Rain can be used in a similar manner to encourage characters to talk with NPCs or to keep them in a key location until a time-sensitive event unfolds. Similarly, a heavy rainstorm may be used to prevent characters from visiting unnecessary locations or straying further from the plot. If characters are forced to linger in a location before moving on, you can use the time to introduce new plot hooks or add details which would discourage them from visiting the unwanted location.

Alternatively, if enough out-of-game time passes, the players may forget their plan to visit the location and move onto a more relevant part of the plot. Delaying advancement of characters in-game can also give you more time to prepare out-of-game for the location if you have not read ahead or fully fleshed out the location in question.
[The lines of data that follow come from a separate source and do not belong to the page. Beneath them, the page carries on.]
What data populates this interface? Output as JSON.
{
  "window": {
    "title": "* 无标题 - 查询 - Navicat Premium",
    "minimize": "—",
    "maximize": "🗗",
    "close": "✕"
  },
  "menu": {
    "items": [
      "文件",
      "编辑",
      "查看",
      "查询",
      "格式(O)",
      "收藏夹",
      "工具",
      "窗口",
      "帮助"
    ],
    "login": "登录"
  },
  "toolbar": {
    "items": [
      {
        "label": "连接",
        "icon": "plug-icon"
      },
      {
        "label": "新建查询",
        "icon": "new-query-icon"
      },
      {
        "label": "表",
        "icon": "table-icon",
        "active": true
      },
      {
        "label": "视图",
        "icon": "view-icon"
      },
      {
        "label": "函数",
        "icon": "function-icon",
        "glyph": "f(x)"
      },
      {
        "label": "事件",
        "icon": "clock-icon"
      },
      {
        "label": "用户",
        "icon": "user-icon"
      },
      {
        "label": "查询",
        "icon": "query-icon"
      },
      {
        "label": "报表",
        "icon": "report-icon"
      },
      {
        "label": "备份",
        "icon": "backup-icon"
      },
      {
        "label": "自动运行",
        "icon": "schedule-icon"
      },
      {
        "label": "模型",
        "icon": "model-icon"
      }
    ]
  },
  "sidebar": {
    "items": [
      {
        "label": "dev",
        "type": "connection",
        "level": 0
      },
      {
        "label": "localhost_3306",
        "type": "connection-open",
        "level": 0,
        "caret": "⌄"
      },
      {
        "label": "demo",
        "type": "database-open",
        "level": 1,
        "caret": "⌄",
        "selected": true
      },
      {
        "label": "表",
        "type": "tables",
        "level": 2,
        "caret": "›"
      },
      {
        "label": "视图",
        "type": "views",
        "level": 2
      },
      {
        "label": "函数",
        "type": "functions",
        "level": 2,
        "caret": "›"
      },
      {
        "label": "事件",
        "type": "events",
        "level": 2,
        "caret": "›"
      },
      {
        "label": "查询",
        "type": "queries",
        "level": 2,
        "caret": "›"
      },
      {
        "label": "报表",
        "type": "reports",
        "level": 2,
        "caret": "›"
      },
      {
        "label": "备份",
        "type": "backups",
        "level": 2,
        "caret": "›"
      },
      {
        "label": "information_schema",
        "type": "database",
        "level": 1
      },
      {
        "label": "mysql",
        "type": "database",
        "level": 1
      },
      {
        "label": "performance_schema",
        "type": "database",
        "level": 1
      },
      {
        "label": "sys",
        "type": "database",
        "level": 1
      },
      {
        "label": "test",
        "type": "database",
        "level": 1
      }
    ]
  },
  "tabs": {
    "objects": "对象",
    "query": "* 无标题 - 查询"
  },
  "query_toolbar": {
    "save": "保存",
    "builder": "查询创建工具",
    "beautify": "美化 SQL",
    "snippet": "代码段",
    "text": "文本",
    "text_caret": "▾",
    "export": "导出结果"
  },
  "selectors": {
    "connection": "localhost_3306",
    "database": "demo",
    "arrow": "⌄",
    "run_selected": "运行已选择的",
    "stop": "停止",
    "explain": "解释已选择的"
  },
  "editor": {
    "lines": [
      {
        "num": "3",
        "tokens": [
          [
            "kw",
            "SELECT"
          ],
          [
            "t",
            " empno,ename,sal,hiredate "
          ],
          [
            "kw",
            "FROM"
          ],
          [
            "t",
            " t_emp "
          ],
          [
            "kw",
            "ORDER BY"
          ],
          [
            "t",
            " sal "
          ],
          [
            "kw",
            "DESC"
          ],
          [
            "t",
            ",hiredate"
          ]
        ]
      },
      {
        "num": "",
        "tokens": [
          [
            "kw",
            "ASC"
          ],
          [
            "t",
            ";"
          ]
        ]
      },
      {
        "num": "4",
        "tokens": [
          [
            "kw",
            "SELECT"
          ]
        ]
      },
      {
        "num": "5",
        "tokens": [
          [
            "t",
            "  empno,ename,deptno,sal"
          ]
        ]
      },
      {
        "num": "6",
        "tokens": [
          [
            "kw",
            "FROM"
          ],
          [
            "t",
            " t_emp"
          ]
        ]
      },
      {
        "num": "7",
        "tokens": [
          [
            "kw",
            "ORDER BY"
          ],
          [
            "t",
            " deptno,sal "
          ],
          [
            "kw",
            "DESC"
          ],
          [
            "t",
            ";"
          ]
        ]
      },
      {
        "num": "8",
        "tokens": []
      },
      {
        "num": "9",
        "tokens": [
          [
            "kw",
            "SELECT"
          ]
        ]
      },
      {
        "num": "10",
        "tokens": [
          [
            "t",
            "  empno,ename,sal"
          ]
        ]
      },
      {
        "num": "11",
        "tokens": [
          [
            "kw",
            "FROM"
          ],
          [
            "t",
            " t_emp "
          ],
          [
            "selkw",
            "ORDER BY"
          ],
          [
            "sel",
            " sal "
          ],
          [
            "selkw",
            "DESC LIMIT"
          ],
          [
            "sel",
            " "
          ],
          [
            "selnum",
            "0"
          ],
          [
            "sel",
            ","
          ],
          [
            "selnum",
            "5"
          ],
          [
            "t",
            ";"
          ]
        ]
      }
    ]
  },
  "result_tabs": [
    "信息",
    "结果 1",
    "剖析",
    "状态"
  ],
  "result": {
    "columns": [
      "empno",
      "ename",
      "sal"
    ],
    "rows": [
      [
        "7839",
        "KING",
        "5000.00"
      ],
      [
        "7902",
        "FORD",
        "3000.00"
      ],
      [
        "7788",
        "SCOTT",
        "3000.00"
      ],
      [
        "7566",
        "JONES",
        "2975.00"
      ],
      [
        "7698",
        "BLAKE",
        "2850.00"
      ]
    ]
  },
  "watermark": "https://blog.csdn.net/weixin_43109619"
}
Rain can be used to create mechanical advantages (or disadvantages) which enhance the game-play experience. If characters have a random encounter which would be too easy, a rainstorm can be added to increase the difficulty. A downpour could create disadvantage on ranged attack rolls, making monsters more difficult to hit. Puddles and rivulets of water can create difficult terrain, decreasing the characters’ mobility.

Rainstorms can potentially increase the potency of certain enemies, such as druids who can cast Call Lightning or Water Elementals. Heavy rain may decrease visibility, imposing disadvantage on Perception checks and advantage on Stealth checks, allowing stealthy enemies to easily hide from characters or set an ambush, resulting in a Surprise Round.

For example, a group of Drow mercenaries could use the cover of night and an unseasonable rainstorm to creep across rooftops, slowly closing in on the characters as they pass through an abandoned alley. Imagine a mercenary silently slipping to the ground, the sound of the falling rain disguising her footsteps. As she sneaks behind the party’s paladin, she is able to slide a blade across his neck before the party even notices her presence.

These same tactics may also be used to the advantage of players, increasing the Stealth of PC rogues, adding to the potency of allied Call Lightning spells, and causing enemy ranged attacks to be made at disadvantage. All the while, friendly PCs can close the distance between the party and enemy combatants more safely.

Heavy rain has the ability to change the terrain of an area, introducing monsters which are not typically found in the location. For instance, a storm drain may flood into a city street, allowing trapped Giant Crocodiles to emerge. Pools of water in the road may act as portals to the Elemental Plane of Water, allowing monsters and characters to pass between the planes. Or a dam may overflow and release a lake monster, such as a Hydra, into the river below, which decimates coastal cities and towns as it makes its way towards the ocean.


Rain introduces stunning imagery which can enhance certain scenes and settings. A shimmering summer storm may highlight the glinting scales of a young gold dragon flying over the walls of Waterdeep. The gentle fall of rain can accentuate the appearance of an otherworldly creature, arriving to aid the characters in their quest. Or a sudden moment of calm in an unforgiving rainstorm can represent a character’s moment of clarity or a powerful god’s answer to a character’s desperate prayer for assistance.

Narrated correctly, rain can stir up feelings od discomfort, stress, and uncertainty. A heavy downpour can reduce visibility, where enemies appear to move out of the corner of the character’s eye just to disappear in the deluge. The sound of falling rain may mask the movement of enemies, creating an echoing thunder within the walls of a crumbling cathedral. Or rain dripping off the maws of raging monsters or the rotting flesh of zombies can create vivid and memorable imagery for characters to interact with.

By including rain and other weather events in the descriptions of events, you create a more involved and realistic world for characters to interact with. This forms an immersive experience for players, allowing the world to be shaped in their imaginations and create vivid, memorable, role-playing experiences.